O que acha que tem sido bem feito?
Não vou entrar em pormenores. Sempre entendi que devia existir um projeto global de desenvolvimento. Não posso só dizer que aquela ‘estradinha’ foi bem-feita, quero saber qual foi o objetivo da intervenção. O que falta ao executivo é transmitir às pessoas qual o rumo que quer para o concelho, explicar porque está a fazer isto ou aquilo. Quando cheguei à Câmara, lancei um projeto de mobilidade, que era um problema grande que tínhamos. Dissemos o que queríamos fazer e ligamos Lagoa até praticamente à ponte do Rio Arade em passeio e com condições de mobilidade. Quando adquiri o terreno em Porches para a habitação a custos controlados e não para bairro social, não se falava de falta de habitação nessa altura. Mas sabíamos que era um problema que vinha a caminho e nós antecipámos. A água foi o mesmo.

Como assim?
Hoje toda a gente fala da água, mas fomos nós que começamos com o programa de redução de perdas com a substituição de condutas e baixamos significativamente. No primeiro mandato, gastamos mais de dois milhões de euros nas condutas e levamos a água à zona de Caramujeira e a Vale d’el Rey. Problemas que hoje oiço falar, na altura conseguimos antecipá-los e isso dá-me prazer. Acho que é isso que qualquer executivo deve fazer, saber qual é o rumo e antecipar problemas.

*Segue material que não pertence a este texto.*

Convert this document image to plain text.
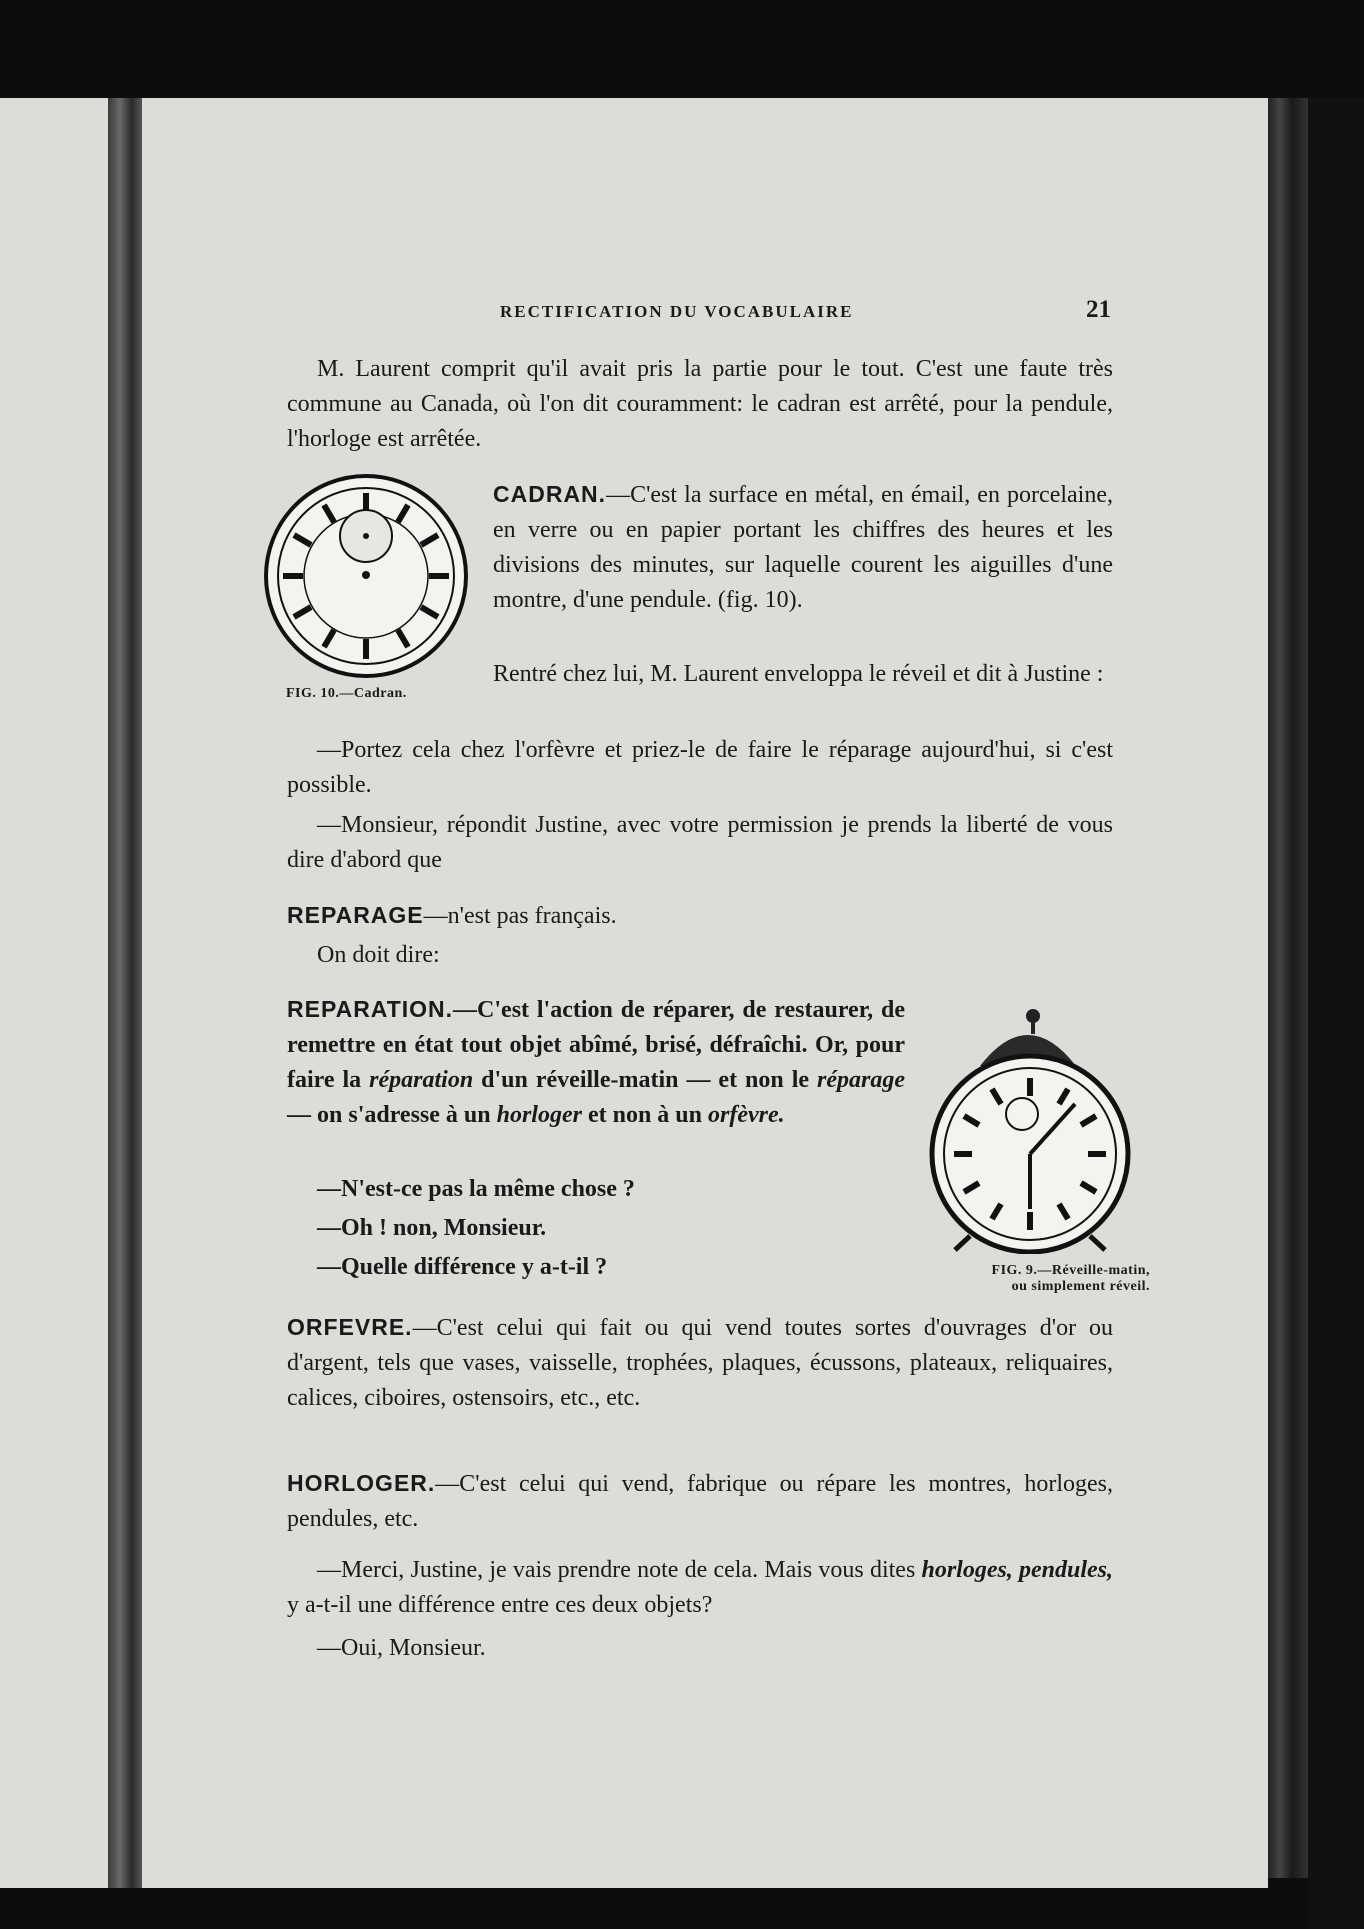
RECTIFICATION DU VOCABULAIRE	21
M. Laurent comprit qu'il avait pris la partie pour le tout. C'est une faute très commune au Canada, où l'on dit couramment: le cadran est arrêté, pour la pendule, l'horloge est arrêtée.
FIG. 10.—Cadran.
CADRAN.—C'est la surface en métal, en émail, en porcelaine, en verre ou en papier portant les chiffres des heures et les divisions des minutes, sur laquelle courent les aiguilles d'une montre, d'une pendule. (fig. 10).
Rentré chez lui, M. Laurent enveloppa le réveil et dit à Justine :
—Portez cela chez l'orfèvre et priez-le de faire le réparage aujourd'hui, si c'est possible.
—Monsieur, répondit Justine, avec votre permission je prends la liberté de vous dire d'abord que
REPARAGE—n'est pas français.
On doit dire:
REPARATION.—C'est l'action de réparer, de restaurer, de remettre en état tout objet abîmé, brisé, défraîchi. Or, pour faire la réparation d'un réveille-matin — et non le réparage — on s'adresse à un horloger et non à un orfèvre.
—N'est-ce pas la même chose ?
—Oh ! non, Monsieur.
—Quelle différence y a-t-il ?	FIG. 9.—Réveille-matin,
ou simplement réveil.
ORFEVRE.—C'est celui qui fait ou qui vend toutes sortes d'ouvrages d'or ou d'argent, tels que vases, vaisselle, trophées, plaques, écussons, plateaux, reliquaires, calices, ciboires, ostensoirs, etc., etc.
HORLOGER.—C'est celui qui vend, fabrique ou répare les montres, horloges, pendules, etc.
—Merci, Justine, je vais prendre note de cela. Mais vous dites horloges, pendules, y a-t-il une différence entre ces deux objets?
—Oui, Monsieur.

Acha que o executivo podia ter feito mais nestes dois anos e meio?
Sim, na habitação, por exemplo. Mas lá está, não sei qual é o projeto que existe nesta área. Em Porches, preferi aquele terreno para habitação a custos controlados, este executivo entendeu ampliar o bairro social. Quanto a mim, foi um erro. Depois, há muita conversa e muito plano, mas o que há é a necessidade de ter respostas imediatas.

O que faria diferente?
Há muita obra feita de forma avulsa. Lagoa é uma cidade morta ao fim de semana. Não há sítios para onde ir. Há quanto tempo se fala dos parques urbanos? Eu tinha um na FATACIL, este executivo já apregoou dois ou três no concelho. O do Parchal está agora em fase de adjudicação, mas é pela necessidade de fazer uma pista para o Europeu de Corta-Mato, que se realiza em 2025. Acho que faria as coisas com um rumo mais bem definido.

Quais são os maiores desafios para o futuro do concelho?
Em termos ambientais vão existir grandes desafios. Lagoa assentou sempre muito na qualidade e não na quantidade, mas cada vez temos mais quantidade. Acho que o maior desafio vai ser saber o que podemos fazer para manter um concelho de qualidade em termos turísticos. Veja-se o caso de Benagil. Era uma praia de pescadores, de famílias. Hoje já ninguém de Lagoa vai lá, está horrível. A praia está bonita, mas a chuva de caiaques, pessoas, boias, barcos… é isso que queremos? Acho que os políticos devem perguntar-se o que podem fazer para que a população de Lagoa possa dar vida à cidade e ao concelho. Temos de dar alegria e esperança aos cidadãos. Devemos fazer com que as pessoas acreditem que é bonito viver em Lagoa e não proclamar apenas que é bom viver no concelho.